SR: You’ve said before that one of the reasons you wrote this novel is because you wanted to give the kind of character who is usually just a side character, like Eddie the Handyman Without Hands, their own fleshed out story. Who are some of your favorite side characters you wish could have their own stories?

JH: That's funny; the second half of my MFA thesis was a retelling of Casablanca from the perspective of Ilsa and Victor Laszlo. I had to watch Casablanca for a film class and I realized that I was kind of falling in love with Victor Laszlo though I knew that wasn't how the movie was supposed to work. He's the moral center of the movie, his past is full of really astounding, honorable deeds, he's a writer who has gotten in trouble for speaking out against the Third Reich, but the rakish, indolent Rick (Bogart) is the guy you're supposed to identify with? No thanks. The film makes Victor come off  as aloof and stiff and even a tad fey with his champagne cocktails and whatnot. But those things didn't deter me at all.

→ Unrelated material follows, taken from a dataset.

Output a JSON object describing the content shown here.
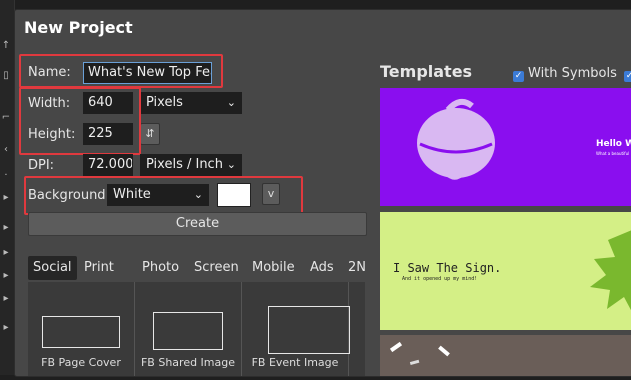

SR: I’m always fascinated with stories where a young character is placed in a difficult or dangerous situation beyond their years. What was it like writing Eddie’s chapters? Were you ever worried about how you portrayed his age?

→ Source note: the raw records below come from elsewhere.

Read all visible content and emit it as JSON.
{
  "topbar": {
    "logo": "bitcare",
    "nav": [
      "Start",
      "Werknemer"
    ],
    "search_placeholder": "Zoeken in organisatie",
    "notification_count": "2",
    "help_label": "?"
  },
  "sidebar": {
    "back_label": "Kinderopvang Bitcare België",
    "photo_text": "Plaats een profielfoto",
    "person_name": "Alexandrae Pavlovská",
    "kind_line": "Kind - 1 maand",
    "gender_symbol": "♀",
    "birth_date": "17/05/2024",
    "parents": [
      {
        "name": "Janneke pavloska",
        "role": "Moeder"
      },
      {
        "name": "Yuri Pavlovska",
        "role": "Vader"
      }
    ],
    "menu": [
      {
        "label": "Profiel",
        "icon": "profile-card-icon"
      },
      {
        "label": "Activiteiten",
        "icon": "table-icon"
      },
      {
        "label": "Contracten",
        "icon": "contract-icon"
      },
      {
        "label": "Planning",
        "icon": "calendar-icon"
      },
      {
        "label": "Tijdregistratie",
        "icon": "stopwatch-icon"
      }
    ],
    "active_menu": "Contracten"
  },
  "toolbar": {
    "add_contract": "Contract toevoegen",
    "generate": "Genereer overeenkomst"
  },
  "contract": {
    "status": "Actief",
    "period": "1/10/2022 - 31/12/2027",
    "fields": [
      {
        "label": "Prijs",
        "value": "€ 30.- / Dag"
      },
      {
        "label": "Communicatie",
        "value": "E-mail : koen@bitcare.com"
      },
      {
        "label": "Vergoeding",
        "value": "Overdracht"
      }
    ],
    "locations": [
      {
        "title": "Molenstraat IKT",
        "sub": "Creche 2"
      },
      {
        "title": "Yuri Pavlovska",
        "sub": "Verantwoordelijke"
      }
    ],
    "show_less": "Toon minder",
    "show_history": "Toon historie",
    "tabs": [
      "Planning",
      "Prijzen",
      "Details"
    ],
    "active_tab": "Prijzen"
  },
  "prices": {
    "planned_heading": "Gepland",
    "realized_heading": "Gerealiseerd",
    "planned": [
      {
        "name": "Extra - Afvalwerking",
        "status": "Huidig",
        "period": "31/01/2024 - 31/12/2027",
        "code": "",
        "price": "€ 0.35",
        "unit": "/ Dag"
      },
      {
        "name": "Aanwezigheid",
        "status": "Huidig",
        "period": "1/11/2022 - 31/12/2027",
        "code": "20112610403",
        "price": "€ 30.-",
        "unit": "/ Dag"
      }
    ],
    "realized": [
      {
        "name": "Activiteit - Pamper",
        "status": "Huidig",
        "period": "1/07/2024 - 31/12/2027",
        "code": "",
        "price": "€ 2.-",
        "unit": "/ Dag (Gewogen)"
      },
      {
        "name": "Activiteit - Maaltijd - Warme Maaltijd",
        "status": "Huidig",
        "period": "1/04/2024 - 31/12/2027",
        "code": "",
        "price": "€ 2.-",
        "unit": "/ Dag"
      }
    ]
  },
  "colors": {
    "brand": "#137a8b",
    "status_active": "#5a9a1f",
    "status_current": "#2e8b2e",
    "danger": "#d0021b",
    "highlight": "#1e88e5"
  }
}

JH: Yes. At a certain point in the editing process, I raised his age by two years just because he was starting to sound sort of unbelievably precocious.

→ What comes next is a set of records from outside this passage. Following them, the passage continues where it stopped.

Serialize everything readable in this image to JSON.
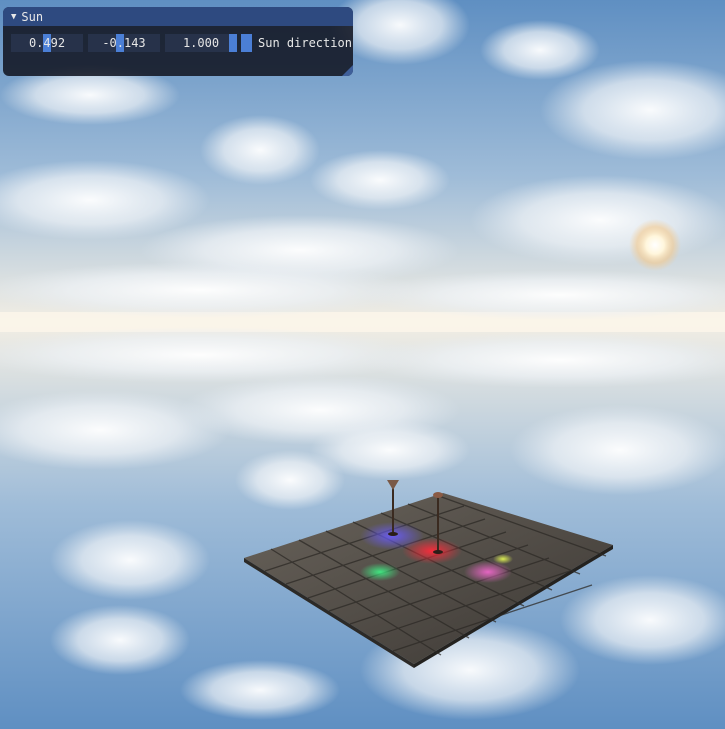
{
  "panel": {
    "title": "Sun",
    "collapse_icon": "triangle-down-icon",
    "fields": [
      {
        "value": "0.492",
        "grab": 0.5
      },
      {
        "value": "-0.143",
        "grab": 0.43
      },
      {
        "value": "1.000",
        "grab": 1.0
      }
    ],
    "label": "Sun direction",
    "accent_color": "#4b7fd6",
    "title_bar_color": "#2e4a80"
  }
}
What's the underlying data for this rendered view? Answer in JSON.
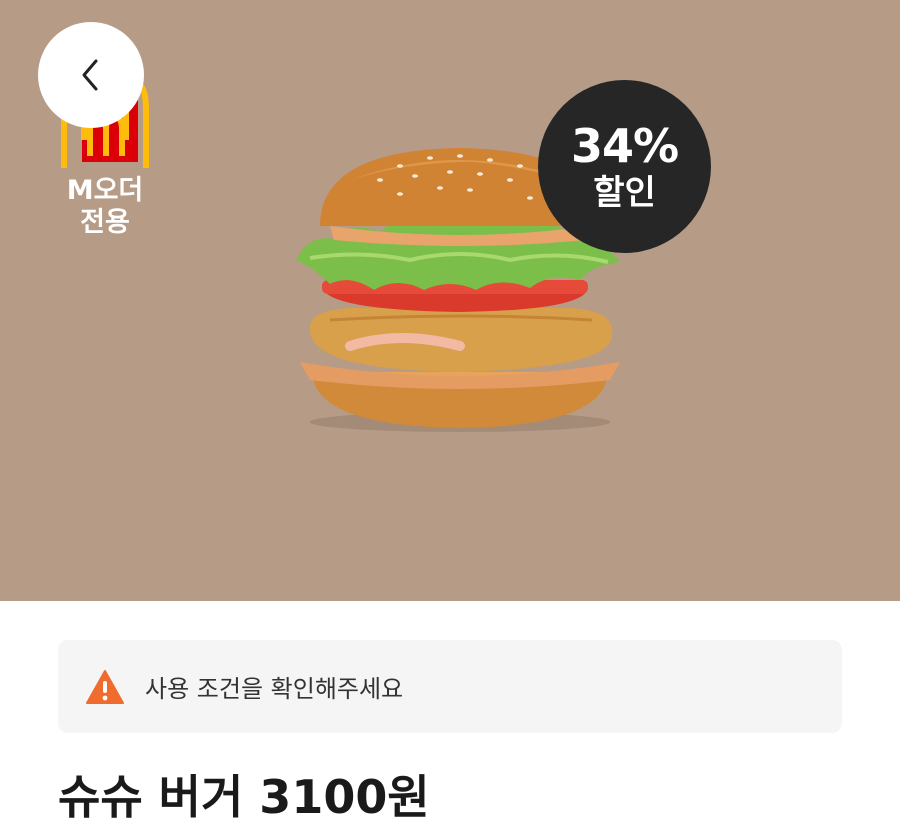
{
  "colors": {
    "hero_background": "#b69b87",
    "discount_badge": "#262626",
    "warning": "#ef6c2e",
    "notice_background": "#f5f5f5",
    "mcd_yellow": "#ffbc0d",
    "mcd_red": "#db0007"
  },
  "header": {
    "back_icon": "chevron-left-icon"
  },
  "brand": {
    "logo_icon": "mcdonalds-arches-icon",
    "tag_line1": "M오더",
    "tag_line2": "전용"
  },
  "discount": {
    "percent": "34%",
    "label": "할인"
  },
  "product": {
    "image": "burger-image",
    "title": "슈슈 버거 3100원"
  },
  "notice": {
    "icon": "warning-icon",
    "text": "사용 조건을 확인해주세요"
  }
}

SR: Were you inspired by any other authors or books while writing Delicious Foods? Who are some of your literary influences?

JH: Firstly, this book is the demon child of a nonfiction book, Nobodies by John Bowe, and I always keep a bibliography going while I work. Among the titles that I can say were most usefulwere probably Faulkner's As I Lay Dying and Light in August, Toni Morrison's Beloved, Ishmael Reed's Mumbo Jumbo and Flight to Canada, Patricia Smith's Blood DazzlerThe Grapes of Wrath, George W. Cable's The Grandissimes, and a slew of nonfiction books including To Plead Our Own CauseA Crime So MonstrousDisposable PeopleThe Slave Next Door, a 2-volume set of slave narratives edited by Yuval Taylor called I Was Born a Slave, Crackhouse by Terry Williams—I could go on. A lot of what I read can end up in whatever I'm writing. I used a question from Pablo Neruda's The Book of Questions to build part of a scene in the first chapter: "Who does a watermelon laugh at when you kill it?"

SR: Not only are you an author, you’re a visual artist as well. What non-literary works inspire you when you’re creating a piece, either visual or written?

JH: Funny you should ask that w/r/t Delicious Foods. My cousin is a well-known visual artist, Kara Walker. Which is how I convinced her to do the cover illustration. I consider DF to be in conversation with a lot of the work that Kara's done over the many years I have known and adored her and spent time contemplating her work and its impact. There are also a lot of family in-jokes embedded in the book. I dedicated the book to her, and to my bestie Clarinda Mac Low, who is a multimedia artist and something of an artistic community organizer. 

SR: What does your writing space look like?

JH: I have a lot of different places I go to write. I have an office at home where I do a lot of stuff that requires the Internet, and then I have a space where I make art and sometimes write. That place is kind of a mess. I've been working with vinyl lettering and there are a number of long sentences in vinyl lettering wrapped around the walls and windows. I sometimes write while lying on the floor or in bed at home. I have gone to a lot of artists' residencies. I can sometimes write in cafés, but usually I don't.